Correio Braziliense, n. 20632, 18/11/2019. Política, p. 4

Atuação de Toffoli divide opiniões

Luiz Calcagno


Especialistas, entidades de classe e parlamentares se dividem a respeito do pedido do presidente do Supremo Tribunal Federal, Dias Toffoli, de acessar dados da Unidade de Inteligência Financeira (UIF). O ministro solicitou cópias de todos os relatórios de Inteligência Financeira e Representações Fiscais para Fins Penais do antigo Conselho de Controle de Atividades Financeiras (COAF) dos últimos três anos. Até a próxima quarta, o assunto ainda deve render. Além de acessar informações de cerca de 600 mil pessoas jurídicas e físicas, os relatórios mostram quem estava on-line e que informações investigaram.

Presidente da Associação Nacional dos Procuradores da República (ANPR), José Robalinho está entre os críticos da medida e afirma, entre outras coisas, que o magistrado põe em risco a imagem do Brasil no combate internacional à lavagem de dinheiro. Para ele, o ministro se excede ao solicitar um relatório tão vasto. Mas, alguns especialistas veem a medida como uma forma de coibir abuso no compartilhamento de informações sigilosas entre a UIF e o Ministério Público. Do mesmo modo, no Congresso, oposição e governistas tendem a discordar. Os primeiros veem uma medida necessária, e os demais, como autoritarismo.

“Com o devido respeito ao ministro, esse processo todo é um acúmulo de equívocos”, alerta Robalinho. “O processo original, do qual ele é relator, diz respeito à Receita Federal e foi ampliado de maneira duvidosa. A discussão (que está sendo travada) não é a mesma do processo originário”, avalia. Para ele, o acesso aos relatórios não é necessário para o julgamento na próxima quarta. “O que o presidente solicitou foi uma massa de informações gigantesca. O Coaf recebe todos os tipos de operações suspeitas. E, na Receita Federal, todas as situações em que a Receita termina uma operação e identifica a possibilidade de sonegação, encaminha para o MP. Isso era feito há décadas”, afirma.

 

Criminalista apoia

Professor de direito e advogado criminalista, Luis Henrique Machado discorda. “O ministro Toffoli tomou duas decisões. Na primeira, ele determinou a suspensão em todo o território nacional dos processos que tiveram origem em dados fiscais e bancários sigilosos de contribuintes compartilhados sem autorização judicial. O controle dessas medidas investigativas, por meio do Poder Judiciário, protege direitos de todo e qualquer cidadão, principalmente, contra eventuais atos arbitrários dos órgãos de controle”, argumenta.

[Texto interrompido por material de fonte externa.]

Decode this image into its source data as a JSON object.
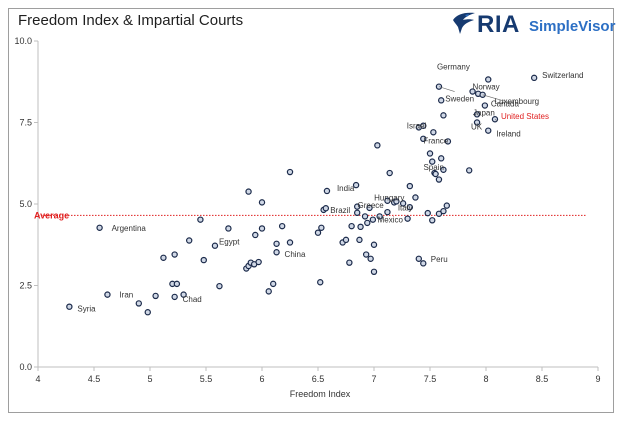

Para ele, com acesso aos documentos, será possível esclarecer se ocorreu algum abuso no compartilhamento de informações sigilosas entre o antigo Coaf e o Ministério Público. “Tecnicamente, as duas decisões são acertadas. Dados sigilosos dos cidadãos não podem ser objeto de investigação sem prévia autorização judicial, por respeito ao princípio de reserva de jurisdição. A segunda, se o Poder Judiciário pode autorizar a própria quebra dos dados, não haveria problema em requisitar os dados sigilosos ao Banco Central, mesmo de ofício, para fins de controle de eventuais irregularidades”, afirma.

O senador Cid Gomes (PDT-CE) vai com o criminalista. “Primeiro se comete o crime, depois se investiga”, diz. “O MP só deveria ter acesso (às informações) com autorização do judiciário. Não tenho procuração para defender Toffoli, mas, pelo que tenho ouvido, ele não acessou as informações, que não podem ser usadas para fins de bisbilhotagem”, pondera. Já a Juíza Selma (Podemos-MT) fica com Robalinho. “Foi uma violação indevida de dados. E ninguém sabe quem foi atingido com isso. Isso é muito grave e exige providências urgentes por parte do próprio Senado.Teremos reunião do grupo Muda Senado no meu gabinete para decidir o que pode ser feito a respeito”, avisa.